When the rpc.nisd daemon is asked to enumerate an NIS+ table (using niscat(1) for example) that is mapped from LDAP, it will enumerate the corresponding LDAP container if at least one entry in the table has an expired TTL. Although this container enumeration is done in the background, so that LDAP performance is of limited importance, it can nevertheless be beneficial to establish LDAP indices to speed up container enumeration for large containers.

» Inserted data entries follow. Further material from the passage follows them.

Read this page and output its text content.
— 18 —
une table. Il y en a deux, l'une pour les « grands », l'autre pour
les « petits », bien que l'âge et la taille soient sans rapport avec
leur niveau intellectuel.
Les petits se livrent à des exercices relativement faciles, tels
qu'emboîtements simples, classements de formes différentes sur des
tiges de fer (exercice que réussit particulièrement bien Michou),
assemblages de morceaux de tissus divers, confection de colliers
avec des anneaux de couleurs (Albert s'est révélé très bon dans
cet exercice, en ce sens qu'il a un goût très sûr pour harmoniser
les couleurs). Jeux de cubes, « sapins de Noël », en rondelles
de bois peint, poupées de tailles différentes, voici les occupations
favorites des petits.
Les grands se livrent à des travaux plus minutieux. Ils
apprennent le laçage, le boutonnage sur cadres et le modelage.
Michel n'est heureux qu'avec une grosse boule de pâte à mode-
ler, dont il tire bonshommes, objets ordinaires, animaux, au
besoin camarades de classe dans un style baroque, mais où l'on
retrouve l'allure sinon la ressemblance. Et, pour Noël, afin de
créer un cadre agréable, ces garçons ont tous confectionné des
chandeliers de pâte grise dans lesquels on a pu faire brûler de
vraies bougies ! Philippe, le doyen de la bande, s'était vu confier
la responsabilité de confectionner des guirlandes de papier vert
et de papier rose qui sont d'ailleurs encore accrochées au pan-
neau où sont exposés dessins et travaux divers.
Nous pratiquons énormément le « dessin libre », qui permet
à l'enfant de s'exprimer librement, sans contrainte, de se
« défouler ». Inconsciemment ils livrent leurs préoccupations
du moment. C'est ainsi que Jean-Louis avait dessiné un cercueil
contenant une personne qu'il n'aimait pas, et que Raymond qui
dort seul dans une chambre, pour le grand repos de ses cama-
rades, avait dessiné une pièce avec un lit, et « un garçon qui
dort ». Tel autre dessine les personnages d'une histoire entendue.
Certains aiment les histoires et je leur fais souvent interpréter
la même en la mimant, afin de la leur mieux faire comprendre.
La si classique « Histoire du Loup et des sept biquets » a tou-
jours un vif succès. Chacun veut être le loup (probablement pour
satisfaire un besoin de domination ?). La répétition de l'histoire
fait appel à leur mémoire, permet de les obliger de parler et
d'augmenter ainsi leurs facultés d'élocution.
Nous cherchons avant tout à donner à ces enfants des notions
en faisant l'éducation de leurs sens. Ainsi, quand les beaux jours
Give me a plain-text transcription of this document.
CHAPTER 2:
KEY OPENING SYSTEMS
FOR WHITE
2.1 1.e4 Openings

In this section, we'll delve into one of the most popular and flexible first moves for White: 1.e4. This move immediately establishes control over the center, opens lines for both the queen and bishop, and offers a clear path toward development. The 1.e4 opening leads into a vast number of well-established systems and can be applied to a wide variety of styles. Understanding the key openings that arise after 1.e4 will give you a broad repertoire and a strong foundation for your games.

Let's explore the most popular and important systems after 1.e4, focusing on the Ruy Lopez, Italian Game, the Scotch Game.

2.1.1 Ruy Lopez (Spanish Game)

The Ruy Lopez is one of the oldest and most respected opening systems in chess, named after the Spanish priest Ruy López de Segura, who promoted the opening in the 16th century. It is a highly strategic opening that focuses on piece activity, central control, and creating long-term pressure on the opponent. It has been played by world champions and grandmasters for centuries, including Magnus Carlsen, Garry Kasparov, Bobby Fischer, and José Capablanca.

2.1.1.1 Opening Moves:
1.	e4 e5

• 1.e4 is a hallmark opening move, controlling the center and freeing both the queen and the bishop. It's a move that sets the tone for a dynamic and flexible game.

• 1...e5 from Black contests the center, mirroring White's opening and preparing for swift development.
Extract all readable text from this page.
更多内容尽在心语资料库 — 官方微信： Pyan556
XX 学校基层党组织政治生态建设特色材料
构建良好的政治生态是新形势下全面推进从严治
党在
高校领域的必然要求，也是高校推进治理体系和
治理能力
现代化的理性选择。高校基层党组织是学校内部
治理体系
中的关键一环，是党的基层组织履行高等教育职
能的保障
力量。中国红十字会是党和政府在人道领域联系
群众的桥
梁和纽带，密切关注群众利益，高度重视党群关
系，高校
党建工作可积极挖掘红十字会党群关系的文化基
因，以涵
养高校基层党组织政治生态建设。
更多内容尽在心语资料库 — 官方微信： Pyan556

To obtain an estimate of the amount of time required for enumeration of a particular container, you can use a command like the following.
% /bin/time ldapsearch -h server-address -D bind-DN -w password \
-b container, search-base 'cn=*' /dev/null
server-address
IP address portion of preferredServerList value from /etc/default/rpc.nisd
bind-DN
nisplusLDAPproxyUser value from /etc/default/rpc.nisd
password
nisplusLDAPproxyPassword value from /etc/default/rpc.nisd
container
One of the RFC 2307 container names (ou=Services, ou=Rpc, and so on.)
search-base
defaultSearchBase value from /etc/default/rpc.nisd
The "real" value printed by /bin/time is the elapsed (wall-clock) time. If this value exceeds a significant fraction (25 percent or more) of the TTL for the corresponding table entries (see Authentication and Security), it might be beneficial to index the LDAP container.
The rpc.nisd supports the simple page and VLV indexing methods. Refer to your LDAP server documentation to find out which indexing methods it supports, and how to create such indices.